Der interessierte (Neu-)Kunde sollte aus der Reaktion entnehmen können, dass das nicht dem Anspruch des Hauses entsprach und wie man künftig solche Dinge vermeiden will. Oder man legt dar, welche offenbar vergeblichen Schritte man unternommen hat, um den Kunden zufrieden zu stellen. Matthias Prinz empfiehlt ohnehin immer, das Gespräch mit dem Kunden zu suchen.
Wenn der Verbraucher das merkt, bekommt man viele negative Bewertungen gut eingefangen, ohne sich mit dem Kunden zu streiten.
Wie bringe ich Google dazu, bösartig-falsche Bewertungen zu löschen?
Es passiert immer wieder, dass Firmen oder Menschen mit Hilfe von Bewertungen geschadet werden soll. Die Anonymität des Internets führt natürlich auch dazu, dass man den Übeltäter nicht immer identifizieren kann. So fühlen sich meinungsstarke Menschen berufen, Firmen, die nicht ihrem Weltbild entsprechen, mit negativen Bewertungen zu überschütten. Entsprechende Aufrufe gibt es in sozialen Netzwerken.

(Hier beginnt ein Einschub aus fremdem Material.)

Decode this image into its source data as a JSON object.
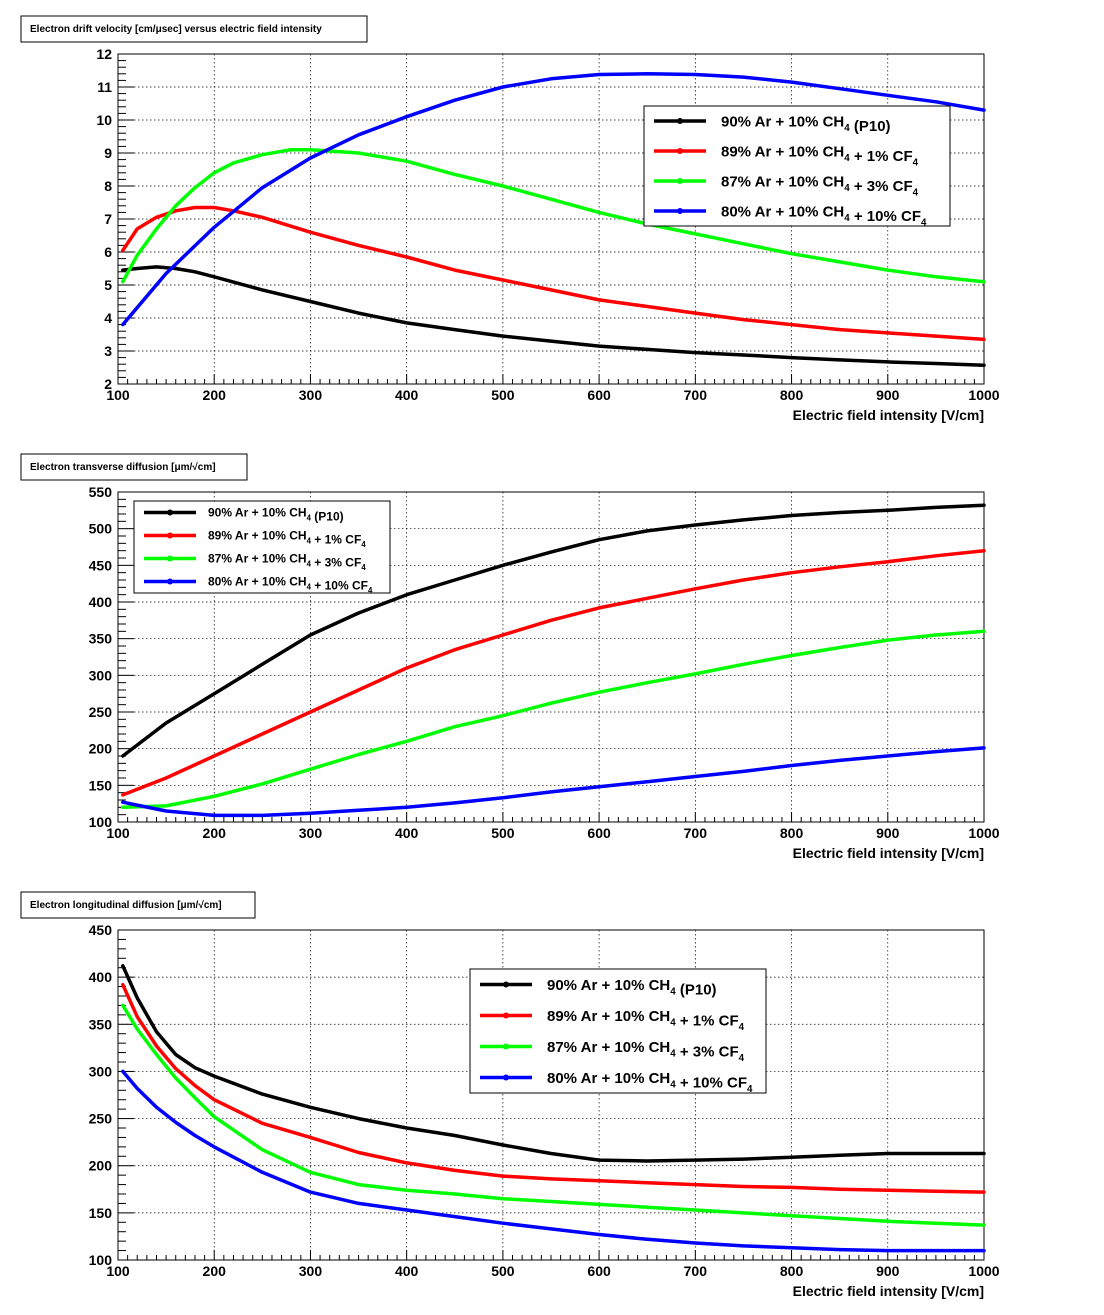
{
  "colors": {
    "s1": "#000000",
    "s2": "#ff0000",
    "s3": "#00ff00",
    "s4": "#0000ff"
  },
  "chart_data": [
    {
      "type": "line",
      "title": "Electron drift velocity [cm/μsec] versus electric field intensity",
      "xlabel": "Electric field intensity [V/cm]",
      "ylabel": "",
      "xlim": [
        100,
        1000
      ],
      "ylim": [
        2,
        12
      ],
      "xticks": [
        100,
        200,
        300,
        400,
        500,
        600,
        700,
        800,
        900,
        1000
      ],
      "yticks": [
        2,
        3,
        4,
        5,
        6,
        7,
        8,
        9,
        10,
        11,
        12
      ],
      "grid": true,
      "legend_position": "top-right",
      "series": [
        {
          "name": "90% Ar + 10% CH4 (P10)",
          "color_key": "s1",
          "x": [
            105,
            120,
            140,
            160,
            180,
            200,
            250,
            300,
            350,
            400,
            450,
            500,
            550,
            600,
            650,
            700,
            750,
            800,
            850,
            900,
            950,
            1000
          ],
          "y": [
            5.45,
            5.5,
            5.55,
            5.5,
            5.4,
            5.25,
            4.85,
            4.5,
            4.15,
            3.85,
            3.65,
            3.45,
            3.3,
            3.15,
            3.05,
            2.95,
            2.88,
            2.8,
            2.73,
            2.67,
            2.62,
            2.57
          ]
        },
        {
          "name": "89% Ar + 10% CH4 + 1% CF4",
          "color_key": "s2",
          "x": [
            105,
            120,
            140,
            160,
            180,
            200,
            220,
            250,
            300,
            350,
            400,
            450,
            500,
            550,
            600,
            650,
            700,
            750,
            800,
            850,
            900,
            950,
            1000
          ],
          "y": [
            6.05,
            6.7,
            7.05,
            7.25,
            7.35,
            7.35,
            7.25,
            7.05,
            6.6,
            6.2,
            5.85,
            5.45,
            5.15,
            4.85,
            4.55,
            4.35,
            4.15,
            3.95,
            3.8,
            3.65,
            3.55,
            3.45,
            3.35
          ]
        },
        {
          "name": "87% Ar + 10% CH4 + 3% CF4",
          "color_key": "s3",
          "x": [
            105,
            120,
            140,
            160,
            180,
            200,
            220,
            250,
            280,
            300,
            350,
            400,
            450,
            500,
            550,
            600,
            650,
            700,
            750,
            800,
            850,
            900,
            950,
            1000
          ],
          "y": [
            5.1,
            5.9,
            6.7,
            7.4,
            7.95,
            8.4,
            8.7,
            8.95,
            9.1,
            9.1,
            9.0,
            8.75,
            8.35,
            8.0,
            7.6,
            7.2,
            6.85,
            6.55,
            6.25,
            5.95,
            5.7,
            5.45,
            5.25,
            5.1
          ]
        },
        {
          "name": "80% Ar + 10% CH4 + 10% CF4",
          "color_key": "s4",
          "x": [
            105,
            150,
            200,
            250,
            300,
            350,
            400,
            450,
            500,
            550,
            600,
            650,
            700,
            750,
            800,
            850,
            900,
            950,
            1000
          ],
          "y": [
            3.8,
            5.35,
            6.75,
            7.95,
            8.85,
            9.55,
            10.1,
            10.6,
            11.0,
            11.25,
            11.38,
            11.4,
            11.38,
            11.3,
            11.15,
            10.95,
            10.75,
            10.55,
            10.3
          ]
        }
      ]
    },
    {
      "type": "line",
      "title": "Electron transverse diffusion [μm/√cm]",
      "xlabel": "Electric field intensity [V/cm]",
      "ylabel": "",
      "xlim": [
        100,
        1000
      ],
      "ylim": [
        100,
        550
      ],
      "xticks": [
        100,
        200,
        300,
        400,
        500,
        600,
        700,
        800,
        900,
        1000
      ],
      "yticks": [
        100,
        150,
        200,
        250,
        300,
        350,
        400,
        450,
        500,
        550
      ],
      "grid": true,
      "legend_position": "top-left",
      "series": [
        {
          "name": "90% Ar + 10% CH4 (P10)",
          "color_key": "s1",
          "x": [
            105,
            150,
            200,
            250,
            300,
            350,
            400,
            450,
            500,
            550,
            600,
            650,
            700,
            750,
            800,
            850,
            900,
            950,
            1000
          ],
          "y": [
            190,
            235,
            275,
            315,
            355,
            385,
            410,
            430,
            450,
            468,
            485,
            497,
            505,
            512,
            518,
            522,
            525,
            529,
            532
          ]
        },
        {
          "name": "89% Ar + 10% CH4 + 1% CF4",
          "color_key": "s2",
          "x": [
            105,
            150,
            200,
            250,
            300,
            350,
            400,
            450,
            500,
            550,
            600,
            650,
            700,
            750,
            800,
            850,
            900,
            950,
            1000
          ],
          "y": [
            137,
            160,
            190,
            220,
            250,
            280,
            310,
            335,
            355,
            375,
            392,
            405,
            418,
            430,
            440,
            448,
            455,
            463,
            470
          ]
        },
        {
          "name": "87% Ar + 10% CH4 + 3% CF4",
          "color_key": "s3",
          "x": [
            105,
            150,
            200,
            250,
            300,
            350,
            400,
            450,
            500,
            550,
            600,
            650,
            700,
            750,
            800,
            850,
            900,
            950,
            1000
          ],
          "y": [
            120,
            122,
            135,
            152,
            172,
            192,
            210,
            230,
            245,
            262,
            277,
            290,
            302,
            315,
            327,
            338,
            348,
            355,
            360
          ]
        },
        {
          "name": "80% Ar + 10% CH4 + 10% CF4",
          "color_key": "s4",
          "x": [
            105,
            150,
            200,
            250,
            300,
            350,
            400,
            450,
            500,
            550,
            600,
            650,
            700,
            750,
            800,
            850,
            900,
            950,
            1000
          ],
          "y": [
            127,
            115,
            109,
            109,
            112,
            116,
            120,
            126,
            133,
            141,
            148,
            155,
            162,
            169,
            177,
            184,
            190,
            196,
            201
          ]
        }
      ]
    },
    {
      "type": "line",
      "title": "Electron longitudinal diffusion [μm/√cm]",
      "xlabel": "Electric field intensity [V/cm]",
      "ylabel": "",
      "xlim": [
        100,
        1000
      ],
      "ylim": [
        100,
        450
      ],
      "xticks": [
        100,
        200,
        300,
        400,
        500,
        600,
        700,
        800,
        900,
        1000
      ],
      "yticks": [
        100,
        150,
        200,
        250,
        300,
        350,
        400,
        450
      ],
      "grid": true,
      "legend_position": "top-center",
      "series": [
        {
          "name": "90% Ar + 10% CH4 (P10)",
          "color_key": "s1",
          "x": [
            105,
            120,
            140,
            160,
            180,
            200,
            250,
            300,
            350,
            400,
            450,
            500,
            550,
            600,
            650,
            700,
            750,
            800,
            850,
            900,
            950,
            1000
          ],
          "y": [
            412,
            378,
            342,
            318,
            304,
            295,
            276,
            262,
            250,
            240,
            232,
            222,
            213,
            206,
            205,
            206,
            207,
            209,
            211,
            213,
            213,
            213
          ]
        },
        {
          "name": "89% Ar + 10% CH4 + 1% CF4",
          "color_key": "s2",
          "x": [
            105,
            120,
            140,
            160,
            180,
            200,
            250,
            300,
            350,
            400,
            450,
            500,
            550,
            600,
            650,
            700,
            750,
            800,
            850,
            900,
            950,
            1000
          ],
          "y": [
            392,
            358,
            327,
            303,
            285,
            270,
            245,
            230,
            214,
            203,
            195,
            189,
            186,
            184,
            182,
            180,
            178,
            177,
            175,
            174,
            173,
            172
          ]
        },
        {
          "name": "87% Ar + 10% CH4 + 3% CF4",
          "color_key": "s3",
          "x": [
            105,
            120,
            140,
            160,
            180,
            200,
            250,
            300,
            350,
            400,
            450,
            500,
            550,
            600,
            650,
            700,
            750,
            800,
            850,
            900,
            950,
            1000
          ],
          "y": [
            370,
            345,
            318,
            293,
            272,
            252,
            217,
            193,
            180,
            174,
            170,
            165,
            162,
            159,
            156,
            153,
            150,
            147,
            144,
            141,
            139,
            137
          ]
        },
        {
          "name": "80% Ar + 10% CH4 + 10% CF4",
          "color_key": "s4",
          "x": [
            105,
            120,
            140,
            160,
            180,
            200,
            250,
            300,
            350,
            400,
            450,
            500,
            550,
            600,
            650,
            700,
            750,
            800,
            850,
            900,
            950,
            1000
          ],
          "y": [
            300,
            282,
            262,
            246,
            232,
            220,
            193,
            172,
            160,
            153,
            146,
            139,
            133,
            127,
            122,
            118,
            115,
            113,
            111,
            110,
            110,
            110
          ]
        }
      ]
    }
  ]
}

Hier hilft es tatsächlich nur, den jeweiligen Betreiber der Seite aufzufordern, die Bewertungen zu entfernen. Angesichts weltweit agierender Großkonzerne vom Format Google ist das mitunter nicht einfach.
Zwar gibt es Seiten, auf denen man das Löschen beantragen kann, nur sollte man sehr genau nachweisen können, warum die Löschung erfolgen soll. Google weißt zum Beispiel darauf hin, dass man nicht als Schlichter auftreten wird und keine Bewertungen gemeldet werden können, die einem nicht gefallen, aber sachlich korrekt sind.
Bei Meinungsverschiedenheiten zwischen Unternehmen und Kunden bezieht Google im Konflikt selbst keine Stellung.
Rechtsanwalt Michael Prinz verweist auf die Rechtslage, dass - sollte der Sachverhalt wirklich nachweisbar sein - der Seitenbetreiber als sogenannter "Störer" nicht besser ist als der Täter. Rechtlich dauert der "Störungszustand" an, obwohl der Betreiber in Kenntnis gesetzt wurde, dass hier rechtlich etwas im Argen liegt.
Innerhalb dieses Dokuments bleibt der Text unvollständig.